Over the years in the employment law “blawgosphere” (isn’t there a better term by now?), I’ve had the pleasure of meeting with and conferring with several other attorneys who blog. One of those is Jeff Nowak, whose FMLA Insights blog has become a go-to place on all things FMLA.
So, it was no surprise yesterday that Jeff was one of the first to talk about a new FMLA notice that will be issued by the U.S. Department of Labor that can be used interchangeably with the existing notice. He also added this scoop:
After today’s announcement, I had the opportunity to connect with the DOL’s Branch Chief for FMLA, Helen Applewhaite, about the timing and obligations to post the new General FMLA Notice. She confirmed that employers would be allowed to post either the current poster or the new version. In other words, employers will not be required to change the current poster. For those that want to use the new poster, I will post a link as soon as DOL releases it.
Jeff also linked to a new employer’s guide to the FMLA, a companion of sorts to a 2012 release by the DOL for employees. This 71-page guide will be a good starting point for employers on the basics of the law but it leaves more complex issues about the law unanswered. For more on it, see Jeff’s post and a followup post by Jon Hyman, of the Ohio Employer’s Law Blog this morning as well.
Connecticut employers though should exercise extreme caution about using this guide as a bible. As most employers in Connecticut are aware, there are significant differences between Connecticut’s FMLA law and the federal counterpart. And because employers with 75 or more employees in Connecticut are covered by both, there is a significant risk that employers using only the federal FMLA guide will get the law wrong.

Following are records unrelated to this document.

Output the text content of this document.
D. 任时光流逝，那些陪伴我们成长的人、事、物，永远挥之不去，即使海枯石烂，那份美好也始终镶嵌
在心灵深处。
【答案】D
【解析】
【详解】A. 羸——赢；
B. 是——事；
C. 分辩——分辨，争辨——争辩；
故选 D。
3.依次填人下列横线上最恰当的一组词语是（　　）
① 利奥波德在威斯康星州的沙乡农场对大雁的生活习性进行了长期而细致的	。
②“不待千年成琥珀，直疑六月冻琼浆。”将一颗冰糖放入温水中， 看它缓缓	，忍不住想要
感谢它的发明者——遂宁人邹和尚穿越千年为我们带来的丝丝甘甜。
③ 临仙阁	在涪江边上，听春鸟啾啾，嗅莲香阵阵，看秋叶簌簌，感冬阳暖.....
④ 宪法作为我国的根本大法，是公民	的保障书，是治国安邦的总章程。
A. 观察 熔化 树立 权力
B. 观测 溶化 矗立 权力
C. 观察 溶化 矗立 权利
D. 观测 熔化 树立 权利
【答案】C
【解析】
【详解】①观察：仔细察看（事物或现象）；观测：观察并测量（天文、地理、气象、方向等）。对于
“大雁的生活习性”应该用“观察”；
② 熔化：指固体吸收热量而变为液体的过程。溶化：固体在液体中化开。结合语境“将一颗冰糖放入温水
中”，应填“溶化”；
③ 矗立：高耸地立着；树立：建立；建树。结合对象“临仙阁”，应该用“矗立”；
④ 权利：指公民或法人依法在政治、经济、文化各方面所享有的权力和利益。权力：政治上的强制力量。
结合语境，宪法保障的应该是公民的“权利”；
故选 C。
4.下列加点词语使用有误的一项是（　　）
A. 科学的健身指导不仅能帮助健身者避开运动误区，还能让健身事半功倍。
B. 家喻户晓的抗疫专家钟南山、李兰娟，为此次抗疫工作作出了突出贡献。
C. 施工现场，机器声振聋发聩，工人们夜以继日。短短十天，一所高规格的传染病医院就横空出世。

Connecticut has historically posted a comparison of the two laws that is helpful, again as a starting point. But that comparison is now 17 years old and doesn’t address many of the current issues or things such as a military exigency leave that have occurred through changes to the FMLA law over the years.
So what’s an employer in Connecticut to do? Ignore it? Read it?
Probably a little of both.
There are certainly items helpful in both guides but, in my view, they aren’t a substitute for talking with counsel about more complicated issues such as intermittent leave and FMLA’s interaction with the ADA and Connecticut’s Paid Sick Leave law.
If nothing else, be aware that when FMLA leaves do occur, there may be more to the solution than what is posted in the USDOL’s employer guide.